Вечером Тутмос взял в свою каморку комок сырой глины и при свете просыпающегося дня, до того как все поднялись, снова вылепил головку. На этот раз она получилась лучше. Он спрятал ее в охапке соломы, на которой спал. Какое-то большое чувство охватило его. Чувство, которое он раньше не испытывал: оно было вызвано не красотой цветка, не видом летящей птицы. Его руки смогли сделать лицо человека!
Смог ли он воплотить душу девушки в мертвом материале? Останется ли она с ним, даже если он никогда больше не встретит юную служанку?
В один из последующих вечеров Тутмос опять отправился к своей матери. Может быть, она уже приготовила ему кусок материи, о котором он ее просил. Тогда он будет носить набедренную повязку не из грубого крестьянского полотна, а из «царского», такого, какое его мать ткет для жрецов.

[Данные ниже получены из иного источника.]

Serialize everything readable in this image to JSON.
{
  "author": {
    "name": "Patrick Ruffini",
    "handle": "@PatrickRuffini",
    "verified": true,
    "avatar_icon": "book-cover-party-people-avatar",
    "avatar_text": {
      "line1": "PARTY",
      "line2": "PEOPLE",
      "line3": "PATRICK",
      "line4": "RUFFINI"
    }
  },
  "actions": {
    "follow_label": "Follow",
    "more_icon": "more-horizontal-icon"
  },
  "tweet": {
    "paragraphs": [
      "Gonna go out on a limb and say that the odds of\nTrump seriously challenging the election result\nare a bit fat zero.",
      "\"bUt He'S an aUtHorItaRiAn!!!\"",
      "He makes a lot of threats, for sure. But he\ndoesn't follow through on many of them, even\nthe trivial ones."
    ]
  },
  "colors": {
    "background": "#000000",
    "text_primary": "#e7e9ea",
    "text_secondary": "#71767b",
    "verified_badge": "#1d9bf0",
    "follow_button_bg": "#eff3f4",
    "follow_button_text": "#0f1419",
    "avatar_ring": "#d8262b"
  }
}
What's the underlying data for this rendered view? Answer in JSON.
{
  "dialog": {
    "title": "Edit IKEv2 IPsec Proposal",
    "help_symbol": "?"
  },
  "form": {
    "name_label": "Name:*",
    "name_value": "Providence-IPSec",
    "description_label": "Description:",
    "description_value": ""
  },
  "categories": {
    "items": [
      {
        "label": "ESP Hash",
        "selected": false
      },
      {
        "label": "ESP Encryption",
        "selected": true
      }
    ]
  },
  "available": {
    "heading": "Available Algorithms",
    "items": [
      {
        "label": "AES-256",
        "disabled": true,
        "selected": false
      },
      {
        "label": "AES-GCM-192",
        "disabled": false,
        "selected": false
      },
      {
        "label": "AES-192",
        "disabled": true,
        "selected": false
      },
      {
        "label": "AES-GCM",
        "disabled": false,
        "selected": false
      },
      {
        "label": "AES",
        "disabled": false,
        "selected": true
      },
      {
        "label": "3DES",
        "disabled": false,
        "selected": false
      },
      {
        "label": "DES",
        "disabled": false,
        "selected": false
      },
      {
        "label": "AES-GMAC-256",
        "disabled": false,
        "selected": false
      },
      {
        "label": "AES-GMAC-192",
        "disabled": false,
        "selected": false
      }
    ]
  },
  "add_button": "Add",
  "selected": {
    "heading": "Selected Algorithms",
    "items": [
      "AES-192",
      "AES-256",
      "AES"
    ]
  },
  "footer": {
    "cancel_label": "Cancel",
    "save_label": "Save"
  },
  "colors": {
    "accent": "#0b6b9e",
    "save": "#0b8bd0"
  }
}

Да, мать уже приготовила ему подарок! Неутомимо сидела она у станка с рассвета до поздней ночи, до тех пор, пока надсмотрщик не похвалил ее. Тут она положила руку на сердце и обратилась к нему со своей просьбой. Надсмотрщик сам отрезал большой кусок полотна и отдал ей.
Она не смогла отказать себе в удовольствии собственными руками надеть на сына повязку. Она оборачивает материю вокруг его бедер и спереди затягивает узел, протянув один конец материи под другим и оставив его ниспадать в форме треугольника.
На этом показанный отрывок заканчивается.